Baisse de la mortalité
Magazine a posé la même question aux deux médecins, celle de savoir si ces derniers recommanderaient ce vaccin et pour qui. «Certainement, répond le Dr Jacques Mokhbat. Ce vaccin diminue la morbidité et la mortalité associées à la grippe. Il est certes utile dans bon nombre de conditions (personnes âgées, immunocompromises, ayant des problèmes cardiaques ou pulmonaires ou diabète, femmes enceintes, nourrissons, personnes vivant dans des communautés fermées). Toutefois, je suis d’avis de vacciner tout le monde (si aucune contre-indication ne se présente comme l’allergie aux œufs, par exemple) vu que la protection de la personne vulnérable consiste également à créer autour d’elle une barrière de protection immunitaire en évitant que les personnes en contact avec elle attrapent et, donc, transmettent la grippe».

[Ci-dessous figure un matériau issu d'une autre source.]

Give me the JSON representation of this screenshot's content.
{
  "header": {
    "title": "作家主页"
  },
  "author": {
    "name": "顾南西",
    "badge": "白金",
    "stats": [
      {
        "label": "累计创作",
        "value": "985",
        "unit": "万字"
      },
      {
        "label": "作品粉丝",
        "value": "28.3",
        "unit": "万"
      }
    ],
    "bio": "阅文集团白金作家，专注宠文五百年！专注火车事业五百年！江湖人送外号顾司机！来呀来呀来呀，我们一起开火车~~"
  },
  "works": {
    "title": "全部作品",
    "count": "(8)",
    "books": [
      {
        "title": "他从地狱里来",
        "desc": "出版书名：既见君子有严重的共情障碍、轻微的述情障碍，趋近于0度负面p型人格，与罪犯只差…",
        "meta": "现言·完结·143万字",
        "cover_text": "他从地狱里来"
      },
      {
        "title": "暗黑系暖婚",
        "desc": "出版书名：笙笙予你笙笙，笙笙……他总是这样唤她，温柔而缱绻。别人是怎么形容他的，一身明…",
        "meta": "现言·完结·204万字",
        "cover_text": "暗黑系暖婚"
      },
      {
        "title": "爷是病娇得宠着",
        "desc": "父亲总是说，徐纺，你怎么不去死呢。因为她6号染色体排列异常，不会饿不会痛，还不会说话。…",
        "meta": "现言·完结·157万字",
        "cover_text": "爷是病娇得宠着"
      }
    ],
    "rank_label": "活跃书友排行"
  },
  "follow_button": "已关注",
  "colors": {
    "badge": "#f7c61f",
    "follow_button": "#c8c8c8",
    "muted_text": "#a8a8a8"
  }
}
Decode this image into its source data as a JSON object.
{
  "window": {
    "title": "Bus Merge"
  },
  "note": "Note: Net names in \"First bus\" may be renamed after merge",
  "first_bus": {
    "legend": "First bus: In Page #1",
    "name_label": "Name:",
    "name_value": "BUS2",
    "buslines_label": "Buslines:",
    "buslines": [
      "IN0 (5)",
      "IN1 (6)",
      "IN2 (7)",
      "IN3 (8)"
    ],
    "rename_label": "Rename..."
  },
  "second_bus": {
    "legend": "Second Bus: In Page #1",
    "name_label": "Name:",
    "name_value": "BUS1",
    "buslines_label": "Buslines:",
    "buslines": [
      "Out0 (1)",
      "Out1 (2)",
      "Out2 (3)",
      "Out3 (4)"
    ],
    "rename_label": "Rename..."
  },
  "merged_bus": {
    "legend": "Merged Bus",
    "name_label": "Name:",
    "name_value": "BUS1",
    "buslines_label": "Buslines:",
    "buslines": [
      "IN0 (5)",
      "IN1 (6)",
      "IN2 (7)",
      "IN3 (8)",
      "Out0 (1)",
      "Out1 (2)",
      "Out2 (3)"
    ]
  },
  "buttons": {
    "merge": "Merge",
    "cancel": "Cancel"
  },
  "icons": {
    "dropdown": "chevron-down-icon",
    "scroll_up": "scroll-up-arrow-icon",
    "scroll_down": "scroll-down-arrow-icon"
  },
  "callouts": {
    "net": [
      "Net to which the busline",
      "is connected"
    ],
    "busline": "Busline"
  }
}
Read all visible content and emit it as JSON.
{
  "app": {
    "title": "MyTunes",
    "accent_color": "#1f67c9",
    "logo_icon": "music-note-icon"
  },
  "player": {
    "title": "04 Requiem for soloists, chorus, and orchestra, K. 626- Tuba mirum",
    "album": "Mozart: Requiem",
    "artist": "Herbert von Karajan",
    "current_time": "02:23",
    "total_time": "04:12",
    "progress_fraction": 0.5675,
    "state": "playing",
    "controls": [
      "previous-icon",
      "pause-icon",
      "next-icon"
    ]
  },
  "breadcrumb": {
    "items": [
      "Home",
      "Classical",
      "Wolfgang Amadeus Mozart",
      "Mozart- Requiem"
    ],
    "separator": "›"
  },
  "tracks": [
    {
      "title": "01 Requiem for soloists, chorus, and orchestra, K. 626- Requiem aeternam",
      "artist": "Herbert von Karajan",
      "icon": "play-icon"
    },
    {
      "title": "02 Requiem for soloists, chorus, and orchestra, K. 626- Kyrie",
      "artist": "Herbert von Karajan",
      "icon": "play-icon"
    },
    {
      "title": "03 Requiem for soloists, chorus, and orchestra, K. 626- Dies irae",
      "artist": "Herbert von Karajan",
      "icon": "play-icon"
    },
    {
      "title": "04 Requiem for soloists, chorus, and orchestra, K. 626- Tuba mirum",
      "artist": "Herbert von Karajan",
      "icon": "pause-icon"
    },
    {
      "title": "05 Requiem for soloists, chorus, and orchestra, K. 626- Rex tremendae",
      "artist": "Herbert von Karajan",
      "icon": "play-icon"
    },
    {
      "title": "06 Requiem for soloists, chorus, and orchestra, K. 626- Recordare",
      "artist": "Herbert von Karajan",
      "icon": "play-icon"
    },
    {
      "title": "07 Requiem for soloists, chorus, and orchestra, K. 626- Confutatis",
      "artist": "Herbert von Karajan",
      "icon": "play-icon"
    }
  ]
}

Le Dr Nouhad Genadry recommande, lui aussi, ce vaccin, insistant sur le fait que «les personnes les plus visées par les campagnes de vaccinations saisonnières contre la grippe sont les personnes âgées de plus de 65 ans, les enfants entre 6 et 23 mois, parce que leur système immunitaire est encore immature, les personnes atteintes de maladies chroniques (asthme, emphysème, diabète, etc.) et les femmes enceintes».